730 days. 17,520 hours. 1,051,200 minutes. The Basement Club is two years old.
Rejoice! A monthly concert outing external from the main thoroughfare of the indie glitterati and cocaine bluster that anoints 'a decent night out in swingin' London' - our regular gallivants have always been music first, hysteria second.
And what a way to commend such an anniversary. The Subways, a gang of teens so heatedly tipped, we could have sold this night out alone by their singular presence. But that'd have been too easy.
See that man over there?

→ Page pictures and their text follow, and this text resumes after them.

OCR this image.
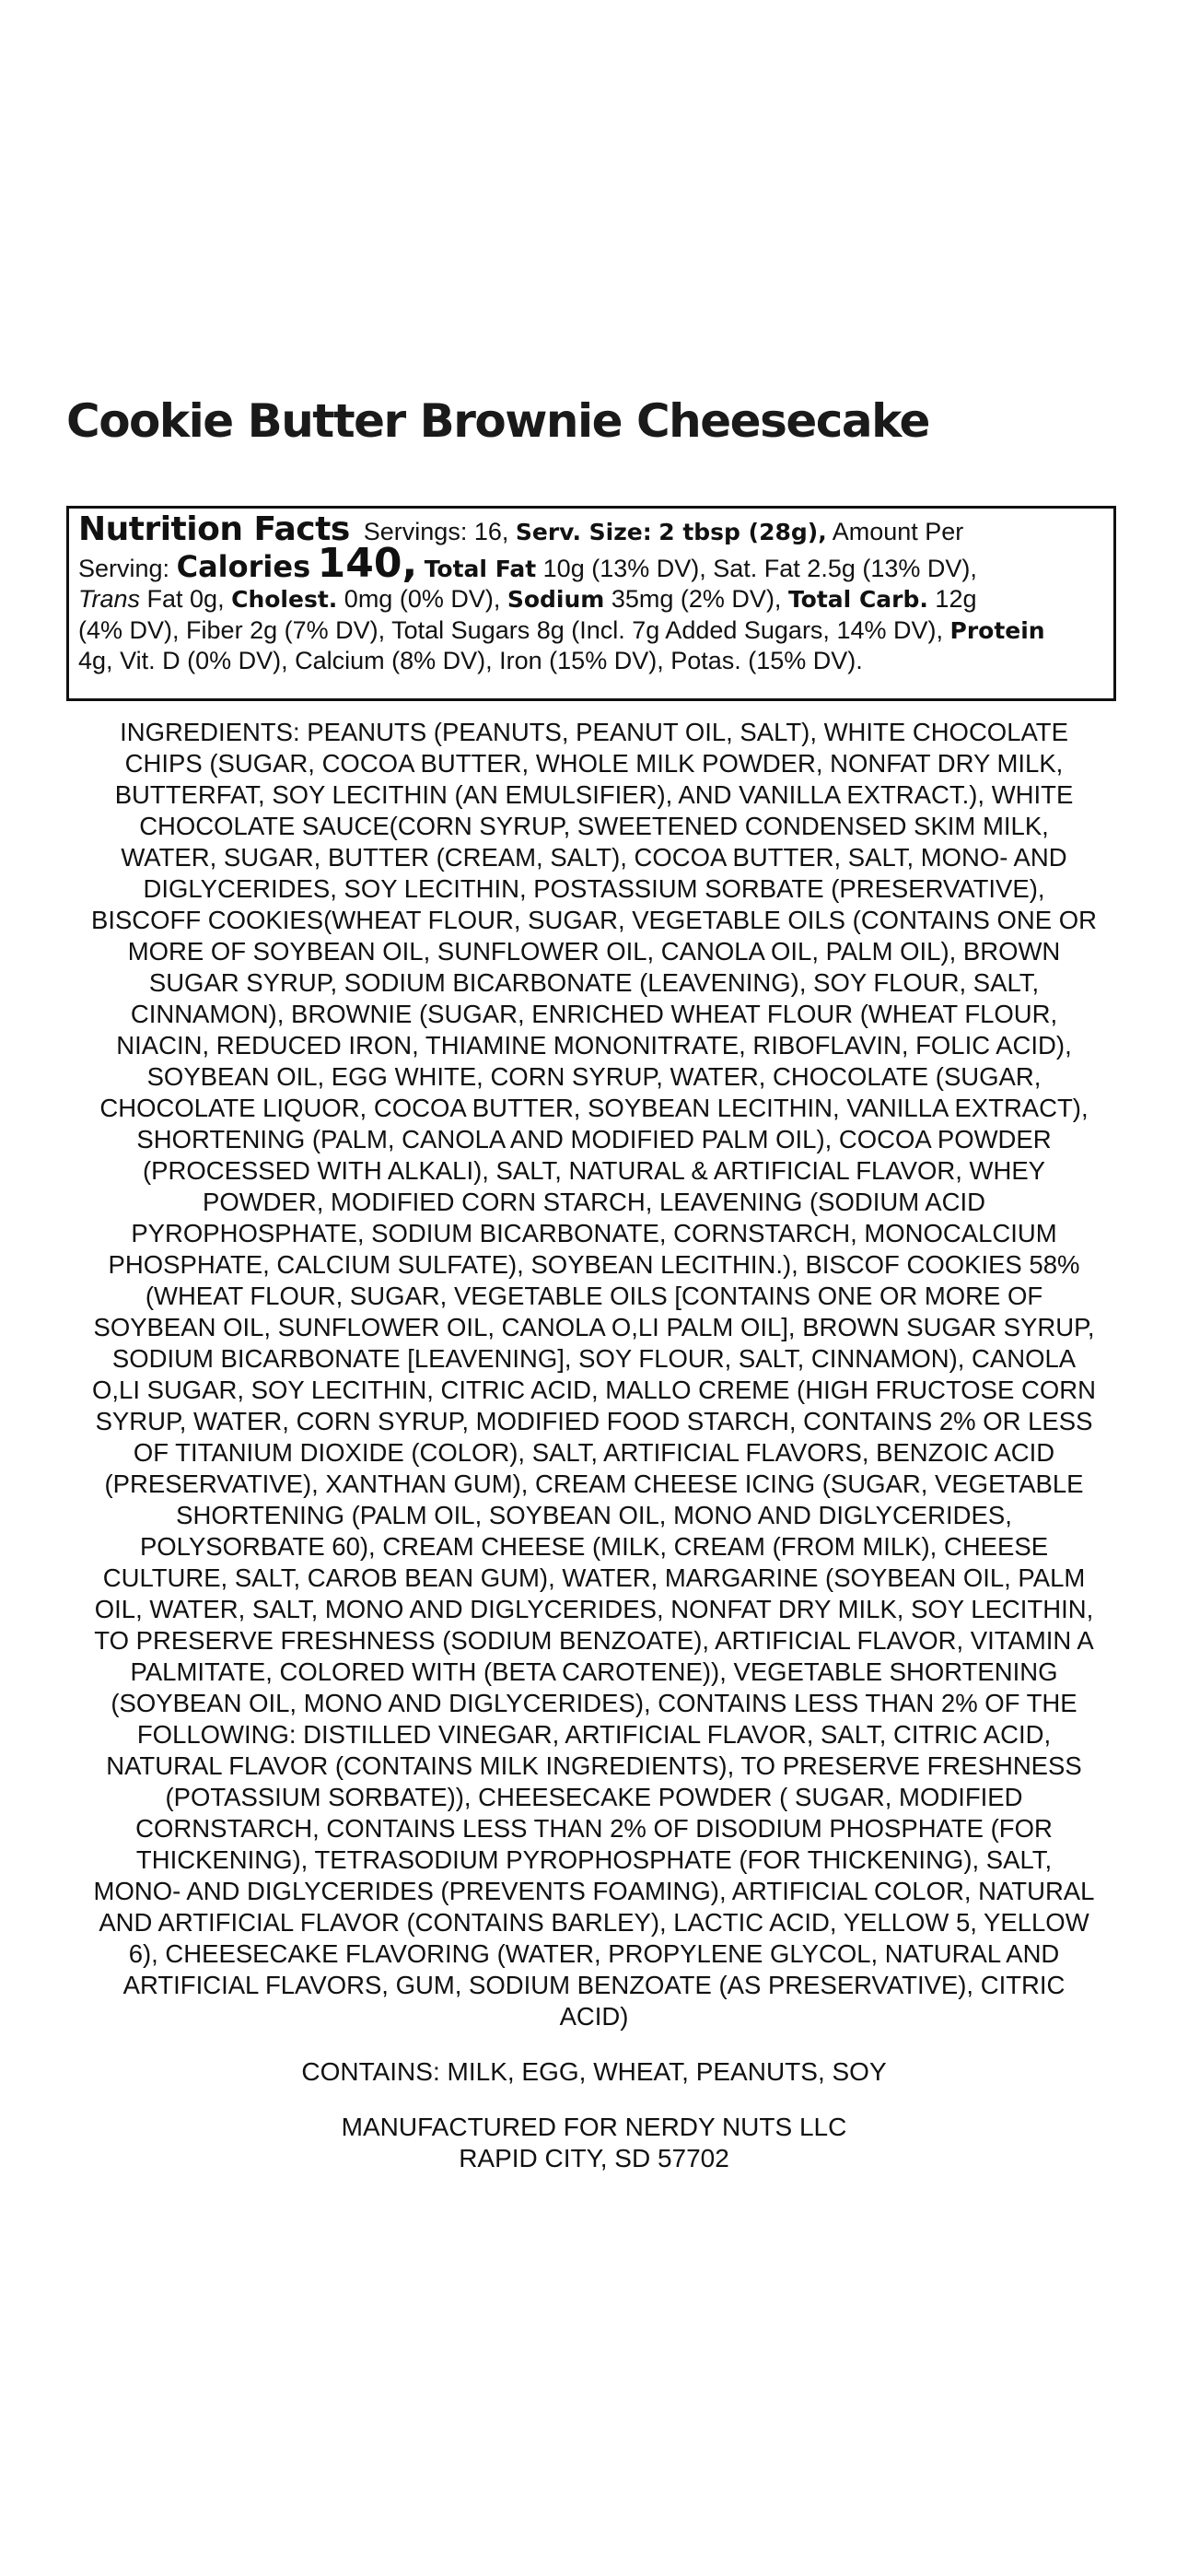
Cookie Butter Brownie Cheesecake
Nutrition Facts Servings: 16, Serv. Size: 2 tbsp (28g), Amount Per
Serving: Calories 140, Total Fat 10g (13% DV), Sat. Fat 2.5g (13% DV),
Trans Fat 0g, Cholest. 0mg (0% DV), Sodium 35mg (2% DV), Total Carb. 12g
(4% DV), Fiber 2g (7% DV), Total Sugars 8g (Incl. 7g Added Sugars, 14% DV), Protein
4g, Vit. D (0% DV), Calcium (8% DV), Iron (15% DV), Potas. (15% DV).
INGREDIENTS: PEANUTS (PEANUTS, PEANUT OIL, SALT), WHITE CHOCOLATE
CHIPS (SUGAR, COCOA BUTTER, WHOLE MILK POWDER, NONFAT DRY MILK,
BUTTERFAT, SOY LECITHIN (AN EMULSIFIER), AND VANILLA EXTRACT.), WHITE
CHOCOLATE SAUCE(CORN SYRUP, SWEETENED CONDENSED SKIM MILK,
WATER, SUGAR, BUTTER (CREAM, SALT), COCOA BUTTER, SALT, MONO- AND
DIGLYCERIDES, SOY LECITHIN, POSTASSIUM SORBATE (PRESERVATIVE),
BISCOFF COOKIES(WHEAT FLOUR, SUGAR, VEGETABLE OILS (CONTAINS ONE OR
MORE OF SOYBEAN OIL, SUNFLOWER OIL, CANOLA OIL, PALM OIL), BROWN
SUGAR SYRUP, SODIUM BICARBONATE (LEAVENING), SOY FLOUR, SALT,
CINNAMON), BROWNIE (SUGAR, ENRICHED WHEAT FLOUR (WHEAT FLOUR,
NIACIN, REDUCED IRON, THIAMINE MONONITRATE, RIBOFLAVIN, FOLIC ACID),
SOYBEAN OIL, EGG WHITE, CORN SYRUP, WATER, CHOCOLATE (SUGAR,
CHOCOLATE LIQUOR, COCOA BUTTER, SOYBEAN LECITHIN, VANILLA EXTRACT),
SHORTENING (PALM, CANOLA AND MODIFIED PALM OIL), COCOA POWDER
(PROCESSED WITH ALKALI), SALT, NATURAL & ARTIFICIAL FLAVOR, WHEY
POWDER, MODIFIED CORN STARCH, LEAVENING (SODIUM ACID
PYROPHOSPHATE, SODIUM BICARBONATE, CORNSTARCH, MONOCALCIUM
PHOSPHATE, CALCIUM SULFATE), SOYBEAN LECITHIN.), BISCOF COOKIES 58%
(WHEAT FLOUR, SUGAR, VEGETABLE OILS [CONTAINS ONE OR MORE OF
SOYBEAN OIL, SUNFLOWER OIL, CANOLA O,LI PALM OIL], BROWN SUGAR SYRUP,
SODIUM BICARBONATE [LEAVENING], SOY FLOUR, SALT, CINNAMON), CANOLA
O,LI SUGAR, SOY LECITHIN, CITRIC ACID, MALLO CREME (HIGH FRUCTOSE CORN
SYRUP, WATER, CORN SYRUP, MODIFIED FOOD STARCH, CONTAINS 2% OR LESS
OF TITANIUM DIOXIDE (COLOR), SALT, ARTIFICIAL FLAVORS, BENZOIC ACID
(PRESERVATIVE), XANTHAN GUM), CREAM CHEESE ICING (SUGAR, VEGETABLE
SHORTENING (PALM OIL, SOYBEAN OIL, MONO AND DIGLYCERIDES,
POLYSORBATE 60), CREAM CHEESE (MILK, CREAM (FROM MILK), CHEESE
CULTURE, SALT, CAROB BEAN GUM), WATER, MARGARINE (SOYBEAN OIL, PALM
OIL, WATER, SALT, MONO AND DIGLYCERIDES, NONFAT DRY MILK, SOY LECITHIN,
TO PRESERVE FRESHNESS (SODIUM BENZOATE), ARTIFICIAL FLAVOR, VITAMIN A
PALMITATE, COLORED WITH (BETA CAROTENE)), VEGETABLE SHORTENING
(SOYBEAN OIL, MONO AND DIGLYCERIDES), CONTAINS LESS THAN 2% OF THE
FOLLOWING: DISTILLED VINEGAR, ARTIFICIAL FLAVOR, SALT, CITRIC ACID,
NATURAL FLAVOR (CONTAINS MILK INGREDIENTS), TO PRESERVE FRESHNESS
(POTASSIUM SORBATE)), CHEESECAKE POWDER ( SUGAR, MODIFIED
CORNSTARCH, CONTAINS LESS THAN 2% OF DISODIUM PHOSPHATE (FOR
THICKENING), TETRASODIUM PYROPHOSPHATE (FOR THICKENING), SALT,
MONO- AND DIGLYCERIDES (PREVENTS FOAMING), ARTIFICIAL COLOR, NATURAL
AND ARTIFICIAL FLAVOR (CONTAINS BARLEY), LACTIC ACID, YELLOW 5, YELLOW
6), CHEESECAKE FLAVORING (WATER, PROPYLENE GLYCOL, NATURAL AND
ARTIFICIAL FLAVORS, GUM, SODIUM BENZOATE (AS PRESERVATIVE), CITRIC
ACID)

CONTAINS: MILK, EGG, WHEAT, PEANUTS, SOY

MANUFACTURED FOR NERDY NUTS LLC
RAPID CITY, SD 57702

Geoff Travis - founder and continued head of the Rough Trade Records empire, only slightly responsible for the output of The Strokes, The Smiths and The Libertines; three of the most important alternative acts of the last quarter-century (and that's just the tip of the iceberg). He's DJ-ing, tearing it up between bands, with classics old and new.
And those guys away in the corner, fixing up their projections for the evening, and scratching their heads in nervous wonder at how they'll fit the whole band onstage? Hope of the States: a band we first namechecked to you during one of their early, pre-Sony signing live-performances, of whose post-rockin', stark, melodic produce we originally fawned, 'a hair-on-end inducing wash of white-noise/harmonic, epic-tinged bliss.' Little's changed.
Except they've since made it - chart-bludgeoning, et al. Two nights prior to this - their smallest, most intimate gig in London in over two years - the sextet had sold out the gargantuan Astoria, headlining to over 2,000 gushing adorers. Tonight, it's 200 hardcores, who scored tickets in a heartbeat by staying poised to the band's message-board, amidst rumours of a tiny HOTS gig occurring on the band's day-off.
The rumours came true, as did our hopes for a celebratory Eve To Remember. Thanks, all.
The venue fills, and 9:50pm prompts the onstage rush and bravado of The Subways; someone sign them quick. Via Transgressive Records, we released this trio's hotshot debut, and from that, they extract the exhilarating garage-glam-grunge closer '1am', and the scintillating, still-best 'I Want To Hear What You Have Got To Say', but there's more. The photographers are snapping, the band posing, the audience dropping jaws. In the likes of 'With You' and 'Oh Yeah', the band are assured, jagged pop greatness, and will go on to repeat the feat to even greater aplomb at rockfeedback's fourth anniversary the following night at the Barfly, moshers and all. Congratz, kids.
Then, soon after, we get embarrassed.
'I don't want to sound like a kiss-arse,' announces Sam Herlihy of the States, pre a sumptuous 'Black Dollar Bills', mid-set. 'But they could slag us off and still get what we do... This is dedicated to the grand, old people at rockfeedback.'
We blush, and feel birthday flutters. Not only for the namecheck, but the fact that - tonight - Hope of the States are the most vital thing we've seen and heard all year. New song 'Bonfires' simmers and fidgets with the awkward abandon and subtle pop inclination that covers their eventual, three-song assault of top-40 hits, 'Nehemiah', 'The Red, The White, The Black, The Blue' and an orgasmically sized 'Enemies/Friends'. The band themselves are clearly overwhelmed by the outcome - arms raised in air, hands clapping and voices blaring from all in front, and the sort of energised resonance in the air that coats the most landmark of performances.
It's thus an affair comfortable enough for the band to take phone-calls onstage, provide an additional, off-the-cuff rendition of Craig McLachlan's 'Mona', and tackle jeers from type2error, the boys behind their head-rushing visuals this evening. Someone next to us calls the whole thing 'Baroqcalyptic' by the time a dizzying 'Static In The Cities' coasts the hour to a fine halt, and we're wont to agreeing - never before has prized, classic songwriting entwined with such a sense of expanse and melodrama to form this cacophony. It's exhausting, heart-wrenching, yet deeply euphoric.
The only option left? To get off our tits in a mild attempt to fathom just what's been incurred. In all our days of The Basement, never before have we felt we've bettered ourselves; two years on, and we still attempt to push the bar. As long as talent such as that exhibited onstage this evening is allowed to persist, we'll still be here for some years yet continually becoming floored. Here's to Year # 3.
November, our last date of the year, will boast some new talent we think will be around for just as long. The 25th - be our guests for the night.